El cuerpo de los mamíferos no es estéril: albergamos infinidad de microorganismos que se concentran en determinadas partes de nuestra anatomía. Aunque tenemos varias microbiotas, en los últimos años está siendo objeto de estudio especialmente la microbiota intestinal: es el ecosistema que forman todos esos microorganismos que habitan nuestro tracto gastrointestinal. Este ecosistema incluye especies nativas, que adquirimos al nacer y durante las primeras semanas de desarrollo, y una serie de especies variables que ingerimos a través de los alimentos y nos transitan temporalmente.

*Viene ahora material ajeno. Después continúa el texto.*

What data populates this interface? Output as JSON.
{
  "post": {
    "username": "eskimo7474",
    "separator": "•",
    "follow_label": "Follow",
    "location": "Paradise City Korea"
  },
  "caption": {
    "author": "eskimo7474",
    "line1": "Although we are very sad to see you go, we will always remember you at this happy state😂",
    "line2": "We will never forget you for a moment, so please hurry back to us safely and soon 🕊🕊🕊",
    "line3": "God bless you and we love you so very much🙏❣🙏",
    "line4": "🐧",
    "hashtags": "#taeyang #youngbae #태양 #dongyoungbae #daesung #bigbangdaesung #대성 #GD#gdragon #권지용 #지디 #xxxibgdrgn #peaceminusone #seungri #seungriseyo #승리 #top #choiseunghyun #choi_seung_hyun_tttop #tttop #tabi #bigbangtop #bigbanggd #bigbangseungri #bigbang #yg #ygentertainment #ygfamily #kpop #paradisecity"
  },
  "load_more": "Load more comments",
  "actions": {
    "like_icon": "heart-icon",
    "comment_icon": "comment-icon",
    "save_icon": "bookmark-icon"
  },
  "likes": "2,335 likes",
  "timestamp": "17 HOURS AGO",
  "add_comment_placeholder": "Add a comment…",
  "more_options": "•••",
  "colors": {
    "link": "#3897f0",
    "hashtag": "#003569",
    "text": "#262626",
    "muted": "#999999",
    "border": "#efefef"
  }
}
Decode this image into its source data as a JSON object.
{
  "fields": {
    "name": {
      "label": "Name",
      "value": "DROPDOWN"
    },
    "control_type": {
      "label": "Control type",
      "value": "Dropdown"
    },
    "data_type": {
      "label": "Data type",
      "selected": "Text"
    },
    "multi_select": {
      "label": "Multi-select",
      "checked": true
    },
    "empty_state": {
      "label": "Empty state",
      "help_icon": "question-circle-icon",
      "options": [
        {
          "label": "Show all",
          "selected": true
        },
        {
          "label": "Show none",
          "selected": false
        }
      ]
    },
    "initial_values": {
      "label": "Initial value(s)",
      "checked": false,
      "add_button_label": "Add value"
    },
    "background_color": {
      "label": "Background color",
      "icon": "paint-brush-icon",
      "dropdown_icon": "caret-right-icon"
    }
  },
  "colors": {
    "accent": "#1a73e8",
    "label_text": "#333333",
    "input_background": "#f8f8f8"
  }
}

Durante décadas se ha ignorado su importancia, pero hoy sabemos de la existencia de una comunicación directa entre estos microorganismos y nuestro cerebro. Generar y mantener la diversidad y el equilibrio en la microbiota es un nuevo objetivo clínico para la promoción de salud y la prevención de enfermedades. Seguro que te suenan palabras como serotonina o melatonina, aunque sea de los anuncios de suplementos “relajantes”: son neurotransmisores que nuestro cuerpo sintetiza (en gran medida) en la microbiota intestinal.

Microbiota en perros

En modelos con ratones se ha comprobado que algunas áreas cerebrales han sido afectadas por manipulaciones de la microbiota. Durante el neurodesarrollo, el cerebro es sensible a las señales que recibe de ella y puede sufrir defectos estructurales o funcionales. Se ha demostrado que infecciones originadas en este período, pueden generar trastornos como autismo y esquizofrenia, y vinculan ya ciertos problemas digestivos en humanos con enfermedades como la depresión. En perros, aunque los estudios son escasos, se ha evidenciado una relación directa entre ciertos nutrientes y el metabolismo de los neurotransmisores.

Multitud de factores intervienen en la composición de la microbiota de un perro, desde su edad hasta el manejo del guía. La actividad física compensa el cortisol y otras hormonas del estrés. La raza, seleccionada para cumplir propósitos humanos como pastoreo o vigilancia, influye en sus instintos, en su fisiología y en su comportamiento, y a menudo están reñidos con el estilo de vida que les proporcionamos. El estrés derivado de la insatisfacción de estas conductas naturales puede provocar alteraciones intestinales que les llevan al bucle estrés-problema digestivo, pudiendo derivar en estrés crónico. La sobrevacunación o el abuso de medicamentos provocan, necesariamente, cambios relevantes en la composición microbiana de nuestros perros.

Las funciones de la micribiota intestinal en nuestros organismos son casi infinitas. Algunas resultan más evidentes, como regular la motilidad intestinal y asimilar nutrientes. Otras, parecen más alejadas de los propósitos de un órgano meramente digestivo: por ejemplo, produce la mayor parte de las células inmunitarias. Elaine Hsiao (Universidad de California) publicó cómo ciertos
metabolitos de la flora bacteriana promueven la producción de serotonina en el colon; estas células forman 60% de la serotonina periférica en ratones y más del 90% en humanos, razón por la que la comida puede saciar estados de nerviosismo o intranquilidad.

La microbiota y los metabolitos que se generan en el intestino a partir de la dieta, configuran señales neurales y endocrinas que influyen en órganos distantes. De este modo, contribuye a funciones tan diversas como el balance energético (ingesta, gasto, metabolismo de la glucosa…), u otras que dependen del sistema nervioso central, como funciones cognitivas o modular el estado de ánimo y el comportamiento. De estas nuevas evidencias surge el “nuevo” interés por el eje microbiota-intestino-cerebro.

Son muchos los motivos por los que la dieta de nuestros perros, los medicamentos que les damos o cuánto estrés soportan a diario deben llevarnos a reflexionar, especialmente si nuestro compañero sufre problemas de salud o de convivencia.